CINDES: Classification induced neural density estimator and simulator
Dehao Dai, Jianqing Fan, Yihong Gu, Debarghya Mukherjee
TL;DR
This work addresses high-dimensional density estimation by exploiting unknown low-dimensional structure through a neural, structure-agnostic approach. It introduces Classification induced neural density estimator and simulator (CINDES), which reframes density estimation as a classification problem and couples explicit density estimation with score-based diffusion for efficient implicit sampling. Theoretical guarantees show non-asymptotic convergence bounds and minimax-like rates under low-dimensional factorizable and hierarchical composition structures, with explicit guidance on hyperparameters. Empirical results from extensive simulations and a real data application demonstrate superior performance of CINDES for both unconditional and conditional density estimation and for generating high-quality samples.
Abstract
Neural network-based methods for (un)conditional density estimation have recently gained substantial attention, as various neural density estimators have outperformed classical approaches in real-data experiments. Despite these empirical successes, implementation can be challenging due to the need to ensure non-negativity and unit-mass constraints, and theoretical understanding remains limited. In particular, it is unclear whether such estimators can adaptively achieve faster convergence rates when the underlying density exhibits a low-dimensional structure.
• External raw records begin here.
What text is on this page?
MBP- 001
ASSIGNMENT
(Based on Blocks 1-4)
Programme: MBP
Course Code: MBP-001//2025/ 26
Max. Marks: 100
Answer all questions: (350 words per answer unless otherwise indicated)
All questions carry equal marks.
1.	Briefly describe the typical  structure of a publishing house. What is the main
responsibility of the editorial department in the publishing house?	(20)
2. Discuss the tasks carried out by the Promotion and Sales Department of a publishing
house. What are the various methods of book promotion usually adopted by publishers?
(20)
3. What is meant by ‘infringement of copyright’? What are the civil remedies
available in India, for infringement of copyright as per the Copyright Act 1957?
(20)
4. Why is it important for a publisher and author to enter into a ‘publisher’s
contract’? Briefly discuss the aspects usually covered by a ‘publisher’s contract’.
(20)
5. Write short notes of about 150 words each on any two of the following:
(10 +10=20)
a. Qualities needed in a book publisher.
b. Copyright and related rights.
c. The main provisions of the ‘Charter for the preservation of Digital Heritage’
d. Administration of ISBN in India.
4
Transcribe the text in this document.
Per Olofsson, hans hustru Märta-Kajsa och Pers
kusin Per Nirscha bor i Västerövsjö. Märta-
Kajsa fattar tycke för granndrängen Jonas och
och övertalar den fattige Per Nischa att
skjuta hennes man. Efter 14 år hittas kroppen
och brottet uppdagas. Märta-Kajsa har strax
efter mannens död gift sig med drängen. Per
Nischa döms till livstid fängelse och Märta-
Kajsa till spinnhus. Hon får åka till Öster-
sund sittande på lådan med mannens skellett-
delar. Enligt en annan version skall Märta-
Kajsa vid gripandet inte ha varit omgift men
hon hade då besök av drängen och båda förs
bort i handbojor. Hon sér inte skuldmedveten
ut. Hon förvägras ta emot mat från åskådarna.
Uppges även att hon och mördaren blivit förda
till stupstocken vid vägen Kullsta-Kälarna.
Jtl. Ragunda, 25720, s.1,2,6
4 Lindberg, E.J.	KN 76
This paper addresses these gaps by proposing a structure-agnostic neural density estimator that is (i) straightforward to implement and (ii) provably adaptive, attaining faster rates when the true density admits a low-dimensional composition structure. Another key contribution of our work is to show that the proposed estimator integrates naturally into generative sampling pipelines, most notably score-based diffusion models, where it achieves provably faster convergence when the underlying density is structured. We validate its performance through extensive simulations and a real-data application.